I would say that that most Americans and Canadians are really not all that smart about their electoral systems and legislative processes. I could give you all sorts of anecdotes about the poor understanding of civics in North American — and lack of desire to learn more.
Europeans might be a little better, but I would say that we should emphasize the “little” in that description. Western democracy is actually a very complex social engineering tool that cannot be adequately explained in a few paragraphs. But it is an interesting societal relationship between the people and their government and it’s often amazing at how it works.
The TDG is also complicated. I condensed a 56,000 word book into a 4,500 word essay. That essay is just too short to describe all the relationships between the various parts of the TDG. At times, I feel that is all that you have read about my idea.
The comparison between the TDG and the Catholic Church is totally off base. The church is a top-down organization with appointments of lower levels made by higher levels. This structure was quite similar to how the Roman Empire was structured in 325 AD. And the Church has been using it ever since. The average Catholic has very little say in its leaders or their decisions.
In contrast, the highest TDG tier gets its authority from the tier below it. If a member of a higher tier is not doing a good job, the annual elections won’t keep that person in a high place for very long.
Two totally different systems!
— — —
If Canada ever decides to changes its Westminster system to PR, that will be a fairly seamless transition. I’m pretty sure most Canadians will find it easy to pick their favorite party and cast a vote for it. One election cycle will clear up most misunderstandings. And I predict that the current parties will split into two wings each. I think voters can handle selecting one out of six or eight.
But moving from western democracy to a TDG will be an immense step. So immense that if Canada adopted a TDG tomorrow, the TDG would fall apart fairly quickly. I have never tried to whitewash the TDG: if we don’t first learn a different way of governing, the TDG cannot work.
And this is why it will take a 10 to 20-year process to learn this way of governing. The early builders either have to have these skills in place or be willing to learn them. One of those skills is to cast aside the attitude that “I’m much smarter than those people who disagree with me.” This is an immense social disease we have in much of the world.
Another is consultation. Consultation is combing the knowledge, experience, and wisdom into one decisive and unified voice.
PR is great at compromising, finding some midpoint between two position. But the motivation is all wrong. This compromise is happening mostly to share power. And the compromising players still have to sell their compromises to their electoral base. This sell job limits how much they truly can compromise. But compromising is not consultation.
And if PR citizens are voting “with their wallet” and not the betterment of society, that is also something wrong.
The early TDG builders will work on building their consultative skills. If they don’t — and the TDG just becomes another internal struggle for who controls this “new way”, the TDG will fall flat on its face. It will never need an outside opposition to cause it to fail.

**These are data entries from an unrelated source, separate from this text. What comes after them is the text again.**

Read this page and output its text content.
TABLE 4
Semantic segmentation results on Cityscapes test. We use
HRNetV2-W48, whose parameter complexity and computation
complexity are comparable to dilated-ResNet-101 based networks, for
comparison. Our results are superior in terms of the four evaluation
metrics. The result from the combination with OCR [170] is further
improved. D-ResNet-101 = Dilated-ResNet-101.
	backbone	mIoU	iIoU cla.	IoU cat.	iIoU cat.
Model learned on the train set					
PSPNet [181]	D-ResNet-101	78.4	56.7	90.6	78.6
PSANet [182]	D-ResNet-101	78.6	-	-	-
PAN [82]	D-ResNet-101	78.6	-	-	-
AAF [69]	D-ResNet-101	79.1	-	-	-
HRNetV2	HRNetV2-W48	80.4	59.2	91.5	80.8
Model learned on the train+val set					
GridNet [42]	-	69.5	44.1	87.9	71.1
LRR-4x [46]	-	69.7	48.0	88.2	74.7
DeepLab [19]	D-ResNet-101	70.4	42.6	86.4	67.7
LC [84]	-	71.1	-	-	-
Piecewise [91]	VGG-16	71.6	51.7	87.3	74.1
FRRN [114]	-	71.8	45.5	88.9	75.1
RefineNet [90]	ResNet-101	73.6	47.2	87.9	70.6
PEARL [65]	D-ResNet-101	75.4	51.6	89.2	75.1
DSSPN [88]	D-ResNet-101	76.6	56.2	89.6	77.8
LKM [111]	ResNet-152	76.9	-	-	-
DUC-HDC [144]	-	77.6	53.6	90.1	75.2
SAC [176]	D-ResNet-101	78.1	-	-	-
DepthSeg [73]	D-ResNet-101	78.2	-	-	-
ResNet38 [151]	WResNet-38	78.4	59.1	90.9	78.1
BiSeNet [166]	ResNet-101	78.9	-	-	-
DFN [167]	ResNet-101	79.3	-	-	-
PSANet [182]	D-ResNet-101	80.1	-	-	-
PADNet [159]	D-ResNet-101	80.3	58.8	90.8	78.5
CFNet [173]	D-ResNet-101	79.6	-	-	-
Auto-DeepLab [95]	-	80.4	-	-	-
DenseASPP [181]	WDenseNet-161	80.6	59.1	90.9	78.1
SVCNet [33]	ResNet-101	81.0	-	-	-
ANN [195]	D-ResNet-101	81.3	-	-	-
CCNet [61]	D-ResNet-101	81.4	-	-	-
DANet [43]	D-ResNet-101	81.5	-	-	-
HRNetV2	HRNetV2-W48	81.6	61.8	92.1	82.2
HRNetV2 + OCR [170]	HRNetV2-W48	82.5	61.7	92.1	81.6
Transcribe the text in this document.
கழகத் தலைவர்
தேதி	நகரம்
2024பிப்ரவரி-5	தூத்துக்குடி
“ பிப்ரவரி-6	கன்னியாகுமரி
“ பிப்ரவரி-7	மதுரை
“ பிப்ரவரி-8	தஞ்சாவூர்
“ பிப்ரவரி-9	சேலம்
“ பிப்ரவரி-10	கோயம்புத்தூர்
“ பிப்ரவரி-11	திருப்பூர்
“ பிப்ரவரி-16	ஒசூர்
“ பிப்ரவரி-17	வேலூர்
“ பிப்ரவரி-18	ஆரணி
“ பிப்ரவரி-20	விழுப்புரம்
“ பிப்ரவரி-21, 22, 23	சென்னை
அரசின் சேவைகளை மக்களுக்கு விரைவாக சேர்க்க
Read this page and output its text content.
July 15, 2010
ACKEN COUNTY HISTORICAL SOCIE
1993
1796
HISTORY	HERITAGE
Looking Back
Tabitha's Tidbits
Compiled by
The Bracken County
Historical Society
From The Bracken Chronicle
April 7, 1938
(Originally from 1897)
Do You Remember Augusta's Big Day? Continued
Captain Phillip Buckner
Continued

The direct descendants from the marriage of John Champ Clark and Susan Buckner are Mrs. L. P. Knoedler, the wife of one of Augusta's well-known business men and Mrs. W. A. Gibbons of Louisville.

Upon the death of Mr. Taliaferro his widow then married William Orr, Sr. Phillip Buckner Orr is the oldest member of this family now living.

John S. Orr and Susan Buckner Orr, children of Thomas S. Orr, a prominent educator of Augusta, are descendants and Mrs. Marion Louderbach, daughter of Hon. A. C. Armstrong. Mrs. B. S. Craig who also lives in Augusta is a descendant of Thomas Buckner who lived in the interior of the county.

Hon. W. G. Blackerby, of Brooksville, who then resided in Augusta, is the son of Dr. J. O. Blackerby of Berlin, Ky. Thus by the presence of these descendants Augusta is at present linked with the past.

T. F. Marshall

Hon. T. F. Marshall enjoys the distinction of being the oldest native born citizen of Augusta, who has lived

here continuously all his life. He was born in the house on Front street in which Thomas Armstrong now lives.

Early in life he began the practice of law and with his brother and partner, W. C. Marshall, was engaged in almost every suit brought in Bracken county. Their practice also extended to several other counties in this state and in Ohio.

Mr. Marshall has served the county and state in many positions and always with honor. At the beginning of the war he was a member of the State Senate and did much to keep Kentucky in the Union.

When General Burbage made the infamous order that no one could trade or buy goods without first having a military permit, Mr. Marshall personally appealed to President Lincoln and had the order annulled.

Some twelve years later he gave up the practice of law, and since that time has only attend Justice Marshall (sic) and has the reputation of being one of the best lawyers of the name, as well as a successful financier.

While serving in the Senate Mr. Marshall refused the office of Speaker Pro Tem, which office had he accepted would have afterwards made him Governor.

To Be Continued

The few people who have inspected the TDG have stated that it’s not in human nature for humans to organize in this way. Well, it’s also not in human nature to be organized in a western democratic way either. We had to learn those skills, starting with the English in 1688. Otherwise most of us would still be taking orders from aristocrats. Oligarchy is the natural way for humans to be governed.
So we will learn new skills for the TDG. I’ve never said it would be easy or quick. I’ve always said this movement will start with 1% of the population — and will later earn the trust and respect of a substantial majority before it assumes responsibility and authority of governance.